It will be challenging for the Federal Reserve to reduce inflation to its target of 2% without significantly raising the unemployment rate and possibly sinking the U.S. into a recession, according to a new working paper announced Tuesday from UC San Diego’s Rady School of Management.
Inflation has come down significantly from nearly 9% to 3% and unemployment continues to stay low, but according to the authors, in the current U.S. economy, the labor market is behind about half of the rise in inflation. The other half can be attributed to special pandemic-related supply factors.
“While there is optimism that the Fed’s efforts tackling inflation by raising interest rates can achieve a `soft landing,’ the historical analysis we have undertaken suggests that there is a steep trade-off between unemployment and inflation when the economy is running hot as it is now,” said Allan Timmermann, co-author of the paper and a distinguished professor of finance at the Rady School. “This means that further reductions in inflation will increasingly come up against tightness in the labor market.
“If the Fed wants to go the last mile and bring inflation to its 2% target, this is likely to come at the cost of increased unemployment and runs the risk of triggering a recession,” Timmermann said.
The focus of the analysis in the paper is on understanding how the Phillips Curve — an economic theory that claims inflation and unemployment have an inverse relationship — has changed over time and identifying possible drivers of such change.
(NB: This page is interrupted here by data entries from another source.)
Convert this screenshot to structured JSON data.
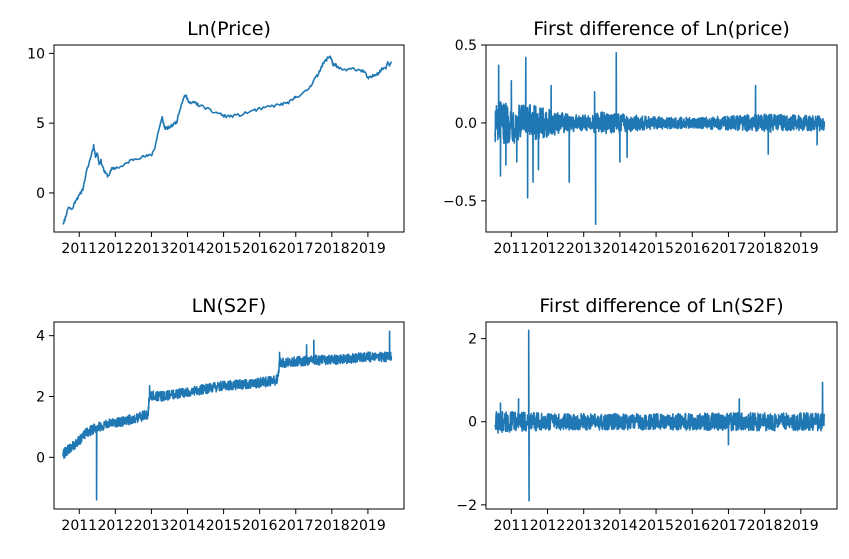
{
  "figure": {
    "background": "#ffffff",
    "line_color": "#1f77b4"
  },
  "chart_data": [
    {
      "id": "ln-price",
      "type": "line",
      "title": "Ln(Price)",
      "xlabel": "",
      "ylabel": "",
      "xlim": [
        2010.3,
        2020.0
      ],
      "ylim": [
        -2.8,
        10.6
      ],
      "xticks": [
        2011,
        2012,
        2013,
        2014,
        2015,
        2016,
        2017,
        2018,
        2019
      ],
      "xtick_labels": [
        "2011",
        "2012",
        "2013",
        "2014",
        "2015",
        "2016",
        "2017",
        "2018",
        "2019"
      ],
      "yticks": [
        0,
        5,
        10
      ],
      "ytick_labels": [
        "0",
        "5",
        "10"
      ],
      "grid": false,
      "series": [
        {
          "x": [
            2010.55,
            2010.6,
            2010.7,
            2010.8,
            2010.9,
            2011.0,
            2011.1,
            2011.2,
            2011.3,
            2011.4,
            2011.45,
            2011.5,
            2011.55,
            2011.6,
            2011.7,
            2011.8,
            2011.9,
            2012.0,
            2012.2,
            2012.4,
            2012.6,
            2012.8,
            2013.0,
            2013.1,
            2013.2,
            2013.3,
            2013.35,
            2013.4,
            2013.5,
            2013.6,
            2013.7,
            2013.8,
            2013.9,
            2013.95,
            2014.0,
            2014.1,
            2014.2,
            2014.3,
            2014.5,
            2014.7,
            2014.9,
            2015.0,
            2015.2,
            2015.5,
            2015.8,
            2016.0,
            2016.3,
            2016.5,
            2016.7,
            2016.9,
            2017.0,
            2017.2,
            2017.4,
            2017.5,
            2017.6,
            2017.7,
            2017.8,
            2017.9,
            2017.95,
            2018.0,
            2018.05,
            2018.1,
            2018.2,
            2018.4,
            2018.6,
            2018.8,
            2018.9,
            2019.0,
            2019.1,
            2019.2,
            2019.3,
            2019.4,
            2019.5,
            2019.55,
            2019.6,
            2019.65
          ],
          "y": [
            -2.2,
            -1.9,
            -1.0,
            -1.2,
            -0.5,
            -0.2,
            0.3,
            1.5,
            2.4,
            3.4,
            2.6,
            2.9,
            2.1,
            2.3,
            1.5,
            1.2,
            1.7,
            1.8,
            1.9,
            2.3,
            2.5,
            2.6,
            2.7,
            3.3,
            4.5,
            5.4,
            4.8,
            4.6,
            4.7,
            4.9,
            5.1,
            6.1,
            6.9,
            7.0,
            6.7,
            6.4,
            6.5,
            6.3,
            6.1,
            5.8,
            5.7,
            5.5,
            5.5,
            5.6,
            5.9,
            6.0,
            6.2,
            6.3,
            6.4,
            6.6,
            6.9,
            7.1,
            7.6,
            8.1,
            8.4,
            9.0,
            9.4,
            9.7,
            9.8,
            9.5,
            9.1,
            9.2,
            8.9,
            8.8,
            8.9,
            8.8,
            8.7,
            8.2,
            8.3,
            8.5,
            8.6,
            8.9,
            9.0,
            9.4,
            9.2,
            9.3
          ]
        }
      ]
    },
    {
      "id": "diff-ln-price",
      "type": "line",
      "title": "First difference of Ln(price)",
      "xlabel": "",
      "ylabel": "",
      "xlim": [
        2010.3,
        2020.0
      ],
      "ylim": [
        -0.7,
        0.5
      ],
      "xticks": [
        2011,
        2012,
        2013,
        2014,
        2015,
        2016,
        2017,
        2018,
        2019
      ],
      "xtick_labels": [
        "2011",
        "2012",
        "2013",
        "2014",
        "2015",
        "2016",
        "2017",
        "2018",
        "2019"
      ],
      "yticks": [
        -0.5,
        0.0,
        0.5
      ],
      "ytick_labels": [
        "−0.5",
        "0.0",
        "0.5"
      ],
      "grid": false,
      "noise_profile": {
        "x": [
          2010.55,
          2011.0,
          2011.5,
          2012.0,
          2012.5,
          2013.0,
          2013.5,
          2014.0,
          2014.5,
          2015.0,
          2016.0,
          2017.0,
          2018.0,
          2019.0,
          2019.65
        ],
        "amplitude": [
          0.14,
          0.13,
          0.12,
          0.09,
          0.06,
          0.05,
          0.07,
          0.06,
          0.05,
          0.04,
          0.035,
          0.045,
          0.06,
          0.05,
          0.05
        ]
      },
      "spikes": [
        {
          "x": 2010.65,
          "y": 0.37
        },
        {
          "x": 2010.7,
          "y": -0.34
        },
        {
          "x": 2010.85,
          "y": -0.27
        },
        {
          "x": 2011.0,
          "y": 0.27
        },
        {
          "x": 2011.15,
          "y": -0.25
        },
        {
          "x": 2011.4,
          "y": 0.42
        },
        {
          "x": 2011.45,
          "y": -0.48
        },
        {
          "x": 2011.6,
          "y": -0.38
        },
        {
          "x": 2011.75,
          "y": -0.3
        },
        {
          "x": 2012.1,
          "y": 0.24
        },
        {
          "x": 2012.6,
          "y": -0.38
        },
        {
          "x": 2013.3,
          "y": 0.2
        },
        {
          "x": 2013.33,
          "y": -0.65
        },
        {
          "x": 2013.9,
          "y": 0.45
        },
        {
          "x": 2014.0,
          "y": -0.25
        },
        {
          "x": 2014.2,
          "y": -0.22
        },
        {
          "x": 2017.75,
          "y": 0.24
        },
        {
          "x": 2018.1,
          "y": -0.2
        },
        {
          "x": 2019.45,
          "y": -0.14
        }
      ]
    },
    {
      "id": "ln-s2f",
      "type": "line",
      "title": "LN(S2F)",
      "xlabel": "",
      "ylabel": "",
      "xlim": [
        2010.3,
        2020.0
      ],
      "ylim": [
        -1.7,
        4.45
      ],
      "xticks": [
        2011,
        2012,
        2013,
        2014,
        2015,
        2016,
        2017,
        2018,
        2019
      ],
      "xtick_labels": [
        "2011",
        "2012",
        "2013",
        "2014",
        "2015",
        "2016",
        "2017",
        "2018",
        "2019"
      ],
      "yticks": [
        0,
        2,
        4
      ],
      "ytick_labels": [
        "0",
        "2",
        "4"
      ],
      "grid": false,
      "trend": {
        "x": [
          2010.55,
          2010.8,
          2011.0,
          2011.2,
          2011.5,
          2011.8,
          2012.0,
          2012.3,
          2012.6,
          2012.9,
          2012.95,
          2013.2,
          2013.6,
          2014.0,
          2014.5,
          2015.0,
          2015.5,
          2016.0,
          2016.5,
          2016.55,
          2017.0,
          2017.5,
          2018.0,
          2018.5,
          2019.0,
          2019.5,
          2019.65
        ],
        "y": [
          0.1,
          0.35,
          0.55,
          0.8,
          1.0,
          1.1,
          1.15,
          1.2,
          1.3,
          1.4,
          2.05,
          2.0,
          2.05,
          2.15,
          2.25,
          2.35,
          2.4,
          2.45,
          2.55,
          3.1,
          3.15,
          3.2,
          3.2,
          3.25,
          3.3,
          3.3,
          3.3
        ]
      },
      "noise_amplitude": 0.16,
      "spikes": [
        {
          "x": 2011.48,
          "y": -1.4
        },
        {
          "x": 2011.2,
          "y": 0.95
        },
        {
          "x": 2012.95,
          "y": 2.35
        },
        {
          "x": 2016.55,
          "y": 3.45
        },
        {
          "x": 2017.3,
          "y": 3.7
        },
        {
          "x": 2017.5,
          "y": 3.85
        },
        {
          "x": 2019.6,
          "y": 4.15
        }
      ]
    },
    {
      "id": "diff-ln-s2f",
      "type": "line",
      "title": "First difference of Ln(S2F)",
      "xlabel": "",
      "ylabel": "",
      "xlim": [
        2010.3,
        2020.0
      ],
      "ylim": [
        -2.1,
        2.4
      ],
      "xticks": [
        2011,
        2012,
        2013,
        2014,
        2015,
        2016,
        2017,
        2018,
        2019
      ],
      "xtick_labels": [
        "2011",
        "2012",
        "2013",
        "2014",
        "2015",
        "2016",
        "2017",
        "2018",
        "2019"
      ],
      "yticks": [
        -2,
        0,
        2
      ],
      "ytick_labels": [
        "−2",
        "0",
        "2"
      ],
      "grid": false,
      "noise_profile": {
        "x": [
          2010.55,
          2011.0,
          2012.0,
          2013.0,
          2014.0,
          2015.0,
          2016.0,
          2017.0,
          2018.0,
          2019.0,
          2019.65
        ],
        "amplitude": [
          0.28,
          0.25,
          0.2,
          0.2,
          0.2,
          0.2,
          0.2,
          0.22,
          0.22,
          0.22,
          0.22
        ]
      },
      "spikes": [
        {
          "x": 2011.48,
          "y": 2.2
        },
        {
          "x": 2011.49,
          "y": -1.9
        },
        {
          "x": 2010.7,
          "y": 0.45
        },
        {
          "x": 2011.2,
          "y": 0.55
        },
        {
          "x": 2017.0,
          "y": -0.55
        },
        {
          "x": 2017.3,
          "y": 0.55
        },
        {
          "x": 2019.6,
          "y": 0.95
        }
      ]
    }
  ]
}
The researchers found that the traditional Phillips Curve has flattened significantly over time due to events such as the integration of China in the world trade system in 2000, which helped keep prices low and increased global productivity.
“In `normal times’ there is essentially no trade-off between unemployment and inflation,” said Timmermann. “However, we also find a strikingly strong trade-off between unemployment and inflation when the labor market — as it is now — is running really hot with lower-than-normal unemployment.”
The authors say that large portions of prior data linking labor markets and inflation are uninformative when looking at the U.S. economy as a whole because inflation was so low for many decades with spells of inflation as high as it is now mostly limited to the 1970s.
Using a statistical method that allows researchers to analyze pooled cross sections of data — such as employment and price levels in different cities and across different times — Timmermann and co-authors found patterns that help explain the various factors impacting Tuesday’s economy.
“The strong trade-off between inflation and unemployment in hot labor markets like the current one suggests that inflation could be higher for longer unless the Fed’s past and future actions manage to cool down the labor market quite significantly,” Timmermann said. “In other words: so far the Fed has managed a `soft landing’ with significant declines in inflation over the last year or so without increasing unemployment.
“But bringing down the current inflation rate from 3% to the target of 2% without risking a much weaker labor market with higher unemployment could prove far more difficult,” he said.
He added that with wages continuing to rise at close to 5%, it will be very hard to bring overall inflation to 2% with salaries growing at that pace.